This invention relates generally to the acquisition and processing of multi-energy computed tomographic data, and more particularly to methods and apparatus for simultaneous spectral-shift and view-aliasing artifact compensations.
In spite of recent advancements in computed tomography (CT) technology, such as faster scanning speeds, larger coverage with multiple detector rows, and thinner slices, energy resolution is still a missing piece. Conventional CT images represent the x-ray attenuation of an object under investigation. Strictly speaking, this definition is not correct, due to the wide x-ray photon energy spectrum from the x-ray source and the lack of energy resolution from detection system used in the conventional CT systems. X-ray attenuation through a given object is not a constant. Rather the X-ray attenuation is strongly dependent on the x-ray photon energy.
The attenuation at a specific point is generally greater for photons of lower energy and causes the energy spectrum to shift as it passes through the body. X-ray beams reaching a particular point inside the body from different directions will typically have different spectra since they passed through materials with different attenuation properties before reaching that point. This creates challenges when attempting to assign a single value to the attenuation at a specific point in the scanned body. This physical phenomenon manifests itself in the image as beam-hardening artifacts such as non-uniformity, shading, and streaks. The visual conspicuity of some of these artifacts can be reduced, but some are much tougher to remove. By filtering the pre-patient beam with an aluminum or copper filter, the lower-energy components of the spectrum can be selectively removed. This lessens the effects of beam hardening effects, but cannot wholly remove these effects. Additionally, there is also a practical limit to the amount of filtration that may be performed. Filtration reduces the total energy flux, which results in an increase in noise. Additionally, the loss of lower energy photons reduces the contrast discrimination.
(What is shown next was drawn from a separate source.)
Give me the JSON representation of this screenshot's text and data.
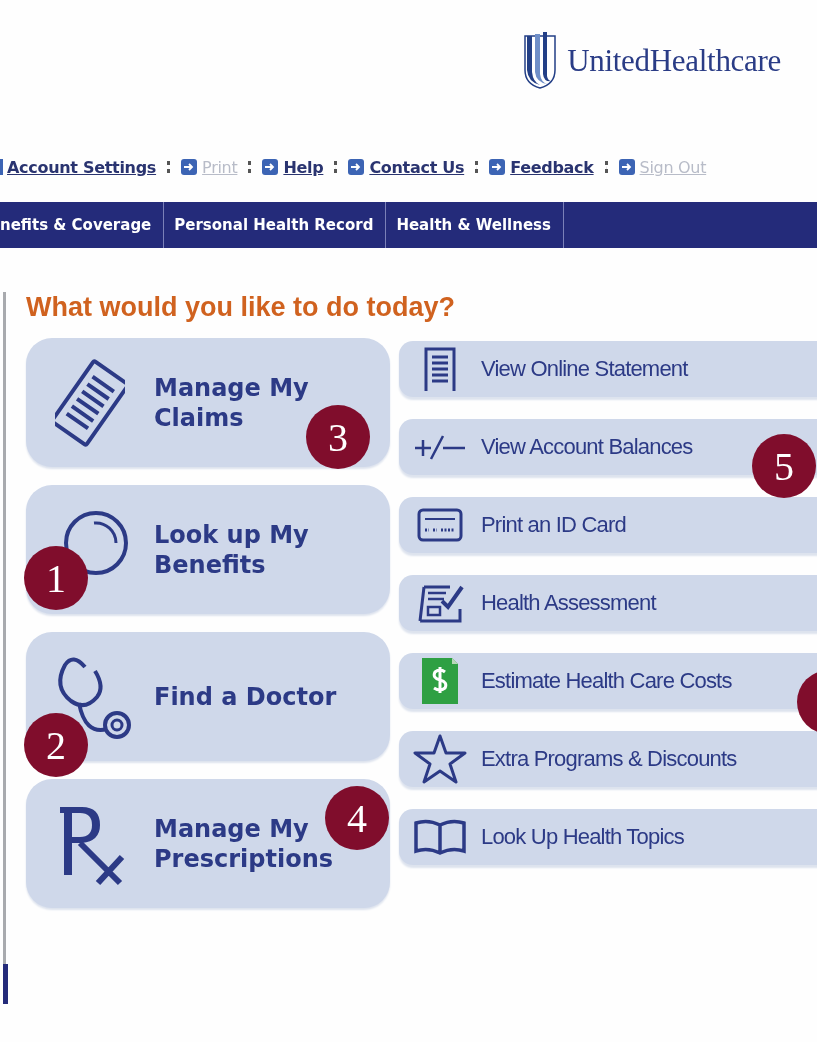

The literature is rich in beam-hardening correction algorithms that serve to augment filtration. For scans of predominantly soft-tissue anatomy with x-ray spectra and peak kilovoltages typically used for medical CT, beam hardening effects are almost entirely due to Compton scattering. For single energy scanning, a common method to deal with this phenomenon in soft tissue is water calibration, where a uniform water phantom is used to optimize the parameters in a high-order polynomial linearization algorithm. However, photoelectric interactions are also a significant contributor to x-ray attenuation in bone, thus water calibration is not sufficient. Typically, iterative bone correction algorithms are employed where bones are segmented in a first-pass image, then beam hardening from bones are corrected in the second-pass. However, beam hardening from materials others than water and bone, such as metal and contrast agent, become very difficult to correct. Even after application of the correction, conventional CT does not provide quantitative image values; instead, the same material at different locations often shows different CT numbers.
Another drawback of conventional CT is a lack of material characterization. For example, a highly attenuating material with a low density can result in the same CT number in the image as a less attenuating material with a high density. Thus, there is little or no information about the material composition of a scanned object based solely on the CT number.